Conference of Ministers of Justice of the Ibero-American Countries
- Abbreviation: COMJIB
- Formation: September 1970; 56 years ago (Madrid Act) October 7, 1992; 33 years ago (Treaty of Madrid)
- Type: Intergovernmental organization
- Headquarters: Madrid, Spain
- Region served: Ibero-America
- Members: 22 member states
- Official language: Spanish, Portuguese
- Secretary General: Enrique Gil Botero
- Website: comjib.org

= Conference of Ministers of Justice of the Ibero-American Countries =

Ibero-American intergovernmental organisation for legal cooperation

The Conference of Ministers of Justice of the Ibero-American Countries (COMJIB) is an intergovernmental organisation that promotes legal and judicial cooperation among the 22 ministries of justice of the Ibero-American community.
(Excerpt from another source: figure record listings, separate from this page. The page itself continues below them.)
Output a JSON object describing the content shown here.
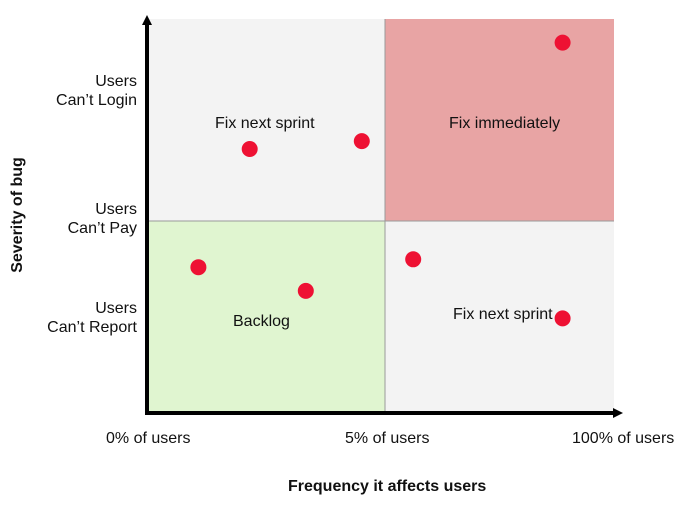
{
  "chart_data": {
    "type": "scatter",
    "title": "",
    "xlabel": "Frequency it affects users",
    "ylabel": "Severity of bug",
    "x_ticks": [
      "0% of users",
      "5% of users",
      "100% of users"
    ],
    "y_ticks": [
      {
        "line1": "Users",
        "line2": "Can’t Login"
      },
      {
        "line1": "Users",
        "line2": "Can’t Pay"
      },
      {
        "line1": "Users",
        "line2": "Can’t Report"
      }
    ],
    "xlim": [
      0,
      1
    ],
    "ylim": [
      0,
      1
    ],
    "quadrants": [
      {
        "label": "Fix next sprint",
        "color": "#f3f3f3"
      },
      {
        "label": "Fix immediately",
        "color": "#e8a4a4"
      },
      {
        "label": "Backlog",
        "color": "#e0f5d0"
      },
      {
        "label": "Fix next sprint",
        "color": "#f3f3f3"
      }
    ],
    "points": [
      {
        "x": 0.89,
        "y": 0.94
      },
      {
        "x": 0.46,
        "y": 0.69
      },
      {
        "x": 0.22,
        "y": 0.67
      },
      {
        "x": 0.11,
        "y": 0.37
      },
      {
        "x": 0.34,
        "y": 0.31
      },
      {
        "x": 0.57,
        "y": 0.39
      },
      {
        "x": 0.89,
        "y": 0.24
      }
    ],
    "point_color": "#ee1133"
  }
}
It is headquartered in Madrid, Spain.

== History ==
The conference began as an informal forum for cooperation under the "Madrid Act" (Acta de Madrid) adopted at a meeting of Ibero-American ministers of justice in Madrid in September 1970.

On 7 October 1992 an extraordinary conference in Madrid adopted the Constitutive Treaty of the Conference of Ministers of Justice of the Ibero-American Countries (the "Treaty of Madrid"), elevating the organisation as an intergovernmental organisation with legal personality under international law.

The treaty entered into force on 1 September 1998 through the ratifications of Brazil, Chile, Colombia, Panama, Peru, Portugal and Spain.

A headquarters agreement with Spain was signed at Punta del Este on 13 November 2007.

On 21 December 2016 the United Nations General Assembly adopted resolution 71/153, granting the Conference observer status.

At its XXI Plenary Assembly in Medellín, Colombia, on 23–25 July 2019, the conference elected former Colombian justice minister Enrique Gil Botero as secretary general and opened for signature the Treaty on the Electronic Transmission of Requests for International Legal Cooperation between Central Authorities (the "Medellín Treaty").

Gil Botero was re-elected for a 2023–2027 term at the XXIII Plenary Assembly in Madrid in June 2023.

== Membership ==
The conference is made up of the ministries of justice, or equivalent bodies, of the 22 countries of the Ibero-American community: Andorra, Argentina, Bolivia, Brazil, Chile, Colombia, Costa Rica, Cuba, the Dominican Republic, Ecuador, El Salvador, Guatemala, Honduras, Mexico, Nicaragua, Panama, Paraguay, Peru, Portugal, Spain, Uruguay and Venezuela.

According to the organisation, 19 of the 22 have ratified the Constitutive Treaty.

== Organisation ==
Under the Constitutive Treaty, the conference is made up of the plenary conference of ministers, a five-member Delegated Commission and a permanent general secretariat headed by a secretary general.

The official languages of the conference are Spanish and Portuguese.